Ekaterina Semenchuk is in such demand around the world for larger-than-life mezzo roles in opera that we don’t often get the chance to hear her as a recitalist. But when we do, it’s always a five-star event. No other mezzo can match her artistry in her native Russian repertoire, and this time she sang a selection from that Russian quintumvirate known as the Mighty Handful, who – with Tchaikovsky – gave Russia its own home-grown tradition in the second half of the nineteenth century.

Their mission was to free Russian music from its German shackles, and to create a style which drew on Russian legend and folk music. Accompanied by the peerless Helmut Deutsch, Semenchuk began with six songs by Rimsky-Korsakov, making the most of their Orientalism and inherent drama, after which came four by Cesar Cui. Sets by Borodin and Balakirev followed, with Musorgsky’s Songs and Dances of Death as her grand finale.

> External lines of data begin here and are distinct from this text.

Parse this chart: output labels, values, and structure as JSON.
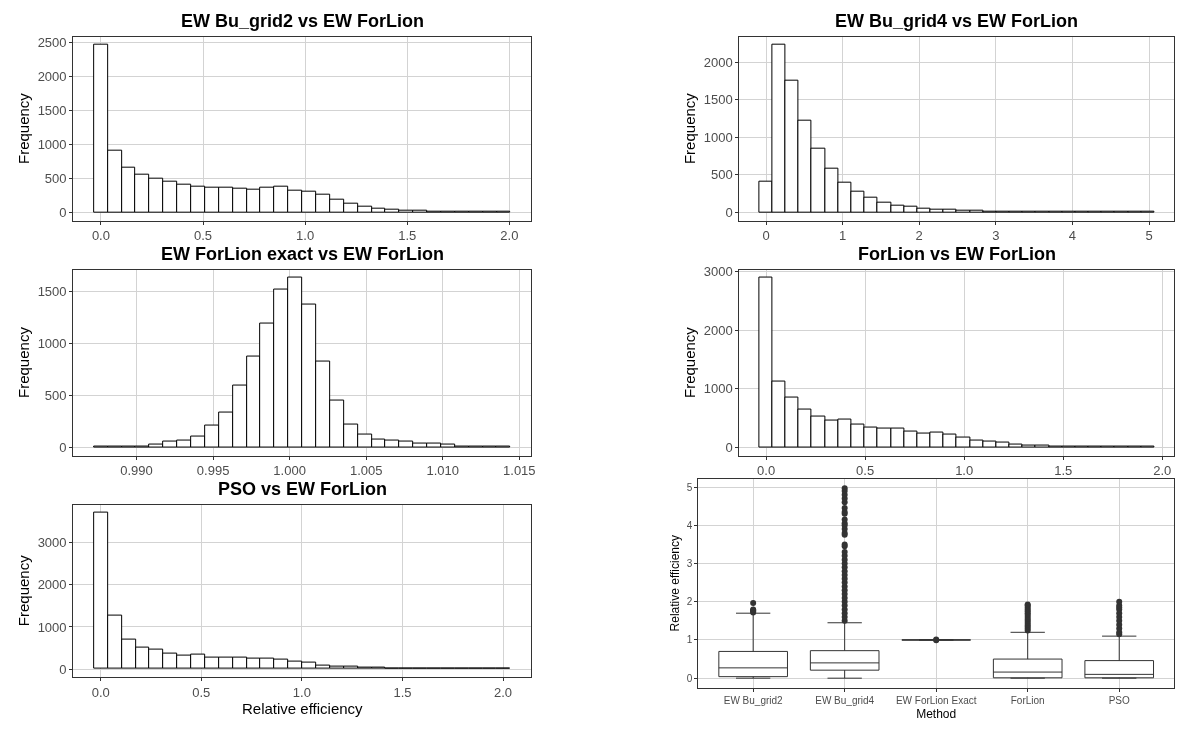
{
  "chart_data": [
    {
      "type": "histogram",
      "title": "EW Bu_grid2 vs EW ForLion",
      "ylabel": "Frequency",
      "grid": true,
      "bins": [
        -0.034,
        0.034,
        0.102,
        0.17,
        0.238,
        0.306,
        0.374,
        0.442,
        0.51,
        0.578,
        0.646,
        0.714,
        0.782,
        0.85,
        0.918,
        0.986,
        1.054,
        1.122,
        1.19,
        1.258,
        1.326,
        1.394,
        1.462,
        1.53,
        1.598,
        1.666,
        1.734,
        1.802,
        1.87,
        1.938,
        2.006
      ],
      "values": [
        2460,
        900,
        650,
        550,
        490,
        450,
        400,
        380,
        360,
        360,
        340,
        330,
        360,
        380,
        320,
        300,
        260,
        190,
        120,
        80,
        50,
        30,
        20,
        20,
        10,
        10,
        10,
        10,
        10,
        10
      ],
      "xlim": [
        -0.136,
        2.108
      ],
      "xticks": [
        {
          "value": 0,
          "label": "0.0"
        },
        0.5,
        {
          "value": 1,
          "label": "1.0"
        },
        1.5,
        {
          "value": 2,
          "label": "2.0"
        }
      ],
      "ylim": [
        -123,
        2583
      ],
      "yticks": [
        0,
        500,
        1000,
        1500,
        2000,
        2500
      ]
    },
    {
      "type": "histogram",
      "title": "EW Bu_grid4 vs EW ForLion",
      "ylabel": "Frequency",
      "grid": true,
      "bins": [
        -0.09,
        0.082,
        0.254,
        0.426,
        0.598,
        0.77,
        0.942,
        1.114,
        1.286,
        1.458,
        1.63,
        1.802,
        1.974,
        2.146,
        2.318,
        2.49,
        2.662,
        2.834,
        3.006,
        3.178,
        3.35,
        3.522,
        3.694,
        3.866,
        4.038,
        4.21,
        4.382,
        4.554,
        4.726,
        4.898,
        5.07
      ],
      "values": [
        410,
        2230,
        1760,
        1220,
        850,
        580,
        400,
        270,
        190,
        130,
        90,
        70,
        50,
        30,
        30,
        20,
        20,
        10,
        10,
        10,
        10,
        10,
        10,
        10,
        10,
        10,
        10,
        10,
        10,
        10
      ],
      "xlim": [
        -0.348,
        5.328
      ],
      "xticks": [
        0,
        1,
        2,
        3,
        4,
        5
      ],
      "ylim": [
        -111.5,
        2341.5
      ],
      "yticks": [
        0,
        500,
        1000,
        1500,
        2000
      ]
    },
    {
      "type": "histogram",
      "title": "EW ForLion exact vs EW ForLion",
      "ylabel": "Frequency",
      "grid": true,
      "bins": [
        0.98722,
        0.98813,
        0.98904,
        0.98994,
        0.99085,
        0.99176,
        0.99266,
        0.99357,
        0.99448,
        0.99538,
        0.99629,
        0.9972,
        0.9981,
        0.99901,
        0.99992,
        1.00083,
        1.00173,
        1.00264,
        1.00355,
        1.00445,
        1.00536,
        1.00627,
        1.00717,
        1.00808,
        1.00899,
        1.00989,
        1.0108,
        1.01171,
        1.01261,
        1.01352,
        1.01443
      ],
      "values": [
        10,
        10,
        10,
        10,
        20,
        50,
        60,
        100,
        210,
        330,
        590,
        870,
        1190,
        1520,
        1630,
        1370,
        820,
        450,
        220,
        120,
        70,
        60,
        50,
        30,
        30,
        20,
        10,
        10,
        10,
        10
      ],
      "xlim": [
        0.98586,
        1.01579
      ],
      "xticks": [
        {
          "value": 0.99,
          "label": "0.990"
        },
        0.995,
        {
          "value": 1,
          "label": "1.000"
        },
        1.005,
        {
          "value": 1.01,
          "label": "1.010"
        },
        1.015
      ],
      "ylim": [
        -81.5,
        1711.5
      ],
      "yticks": [
        0,
        500,
        1000,
        1500
      ]
    },
    {
      "type": "histogram",
      "title": "ForLion vs EW ForLion",
      "ylabel": "Frequency",
      "grid": true,
      "bins": [
        -0.035,
        0.0315,
        0.098,
        0.1645,
        0.231,
        0.2975,
        0.364,
        0.4305,
        0.497,
        0.5635,
        0.63,
        0.6965,
        0.763,
        0.8295,
        0.896,
        0.9625,
        1.029,
        1.0955,
        1.162,
        1.2285,
        1.295,
        1.3615,
        1.428,
        1.4945,
        1.561,
        1.6275,
        1.694,
        1.7605,
        1.827,
        1.8935,
        1.96
      ],
      "values": [
        2890,
        1120,
        840,
        640,
        530,
        460,
        470,
        380,
        340,
        310,
        320,
        270,
        240,
        250,
        210,
        170,
        120,
        100,
        70,
        50,
        30,
        20,
        10,
        10,
        10,
        10,
        10,
        10,
        10,
        10
      ],
      "xlim": [
        -0.135,
        2.06
      ],
      "xticks": [
        {
          "value": 0,
          "label": "0.0"
        },
        0.5,
        {
          "value": 1,
          "label": "1.0"
        },
        1.5,
        {
          "value": 2,
          "label": "2.0"
        }
      ],
      "ylim": [
        -144.5,
        3034.5
      ],
      "yticks": [
        0,
        1000,
        2000,
        3000
      ]
    },
    {
      "type": "histogram",
      "title": "PSO vs EW ForLion",
      "xlabel": "Relative efficiency",
      "ylabel": "Frequency",
      "grid": true,
      "bins": [
        -0.033,
        0.036,
        0.105,
        0.174,
        0.243,
        0.312,
        0.381,
        0.45,
        0.519,
        0.588,
        0.657,
        0.726,
        0.795,
        0.864,
        0.933,
        1.002,
        1.071,
        1.14,
        1.209,
        1.278,
        1.347,
        1.416,
        1.485,
        1.554,
        1.623,
        1.692,
        1.761,
        1.83,
        1.899,
        1.968,
        2.037
      ],
      "values": [
        3720,
        1270,
        700,
        500,
        460,
        360,
        330,
        340,
        280,
        280,
        270,
        240,
        240,
        230,
        180,
        150,
        90,
        60,
        50,
        40,
        30,
        20,
        10,
        10,
        10,
        10,
        10,
        10,
        10,
        10
      ],
      "xlim": [
        -0.137,
        2.141
      ],
      "xticks": [
        {
          "value": 0,
          "label": "0.0"
        },
        0.5,
        {
          "value": 1,
          "label": "1.0"
        },
        1.5,
        {
          "value": 2,
          "label": "2.0"
        }
      ],
      "ylim": [
        -186,
        3906
      ],
      "yticks": [
        0,
        1000,
        2000,
        3000
      ]
    },
    {
      "type": "box",
      "xlabel": "Method",
      "ylabel": "Relative efficiency",
      "grid": true,
      "categories": [
        "EW Bu_grid2",
        "EW Bu_grid4",
        "EW ForLion Exact",
        "ForLion",
        "PSO"
      ],
      "boxes": [
        {
          "low": 0,
          "q1": 0.04,
          "median": 0.27,
          "q3": 0.7,
          "high": 1.7,
          "outliers": [
            1.72,
            1.75,
            1.78,
            1.8,
            1.97
          ]
        },
        {
          "low": 0,
          "q1": 0.21,
          "median": 0.4,
          "q3": 0.72,
          "high": 1.45,
          "outliers": [
            1.5,
            1.6,
            1.7,
            1.8,
            1.9,
            2.0,
            2.1,
            2.2,
            2.3,
            2.4,
            2.5,
            2.6,
            2.7,
            2.8,
            2.9,
            3.0,
            3.1,
            3.2,
            3.3,
            3.45,
            3.5,
            3.75,
            3.8,
            3.9,
            4.0,
            4.05,
            4.15,
            4.3,
            4.35,
            4.45,
            4.6,
            4.7,
            4.8,
            4.9,
            4.97
          ]
        },
        {
          "low": 1,
          "q1": 1,
          "median": 1,
          "q3": 1,
          "high": 1,
          "outliers": [
            0.99,
            1.01
          ]
        },
        {
          "low": 0,
          "q1": 0.01,
          "median": 0.16,
          "q3": 0.5,
          "high": 1.2,
          "outliers": [
            1.25,
            1.3,
            1.35,
            1.4,
            1.45,
            1.5,
            1.55,
            1.6,
            1.65,
            1.7,
            1.75,
            1.8,
            1.85,
            1.9,
            1.93
          ]
        },
        {
          "low": 0,
          "q1": 0.01,
          "median": 0.1,
          "q3": 0.46,
          "high": 1.1,
          "outliers": [
            1.15,
            1.2,
            1.3,
            1.4,
            1.5,
            1.6,
            1.7,
            1.8,
            1.85,
            1.9,
            2.0
          ]
        }
      ],
      "ylim": [
        -0.25,
        5.22
      ],
      "yticks": [
        0,
        1,
        2,
        3,
        4,
        5
      ]
    }
  ]
}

Ekaterina Semenchuk (c) Alexey Kostromin

Ekaterina Semenchuk – credit Alexey Kostromin

Semenchuk’s art is consummate, with complete ease over a huge range, deploying gaiety and delicacy and with a luscious power always held in reserve. At moments we were reminded of the wicked cackle she can evince for folk songs, and in the Musorgsky her dramatic talent came to the fore. ‘Lullaby’ is a dialoque between Death and the mother of a sick child, and the way Semenchuk altered her tone – between bright and brittle, and sepulchrally calm – was riveting. She gave three lovely encores, the last being Tchaikovsky at his most bewitching, but the audience still clamoured for more.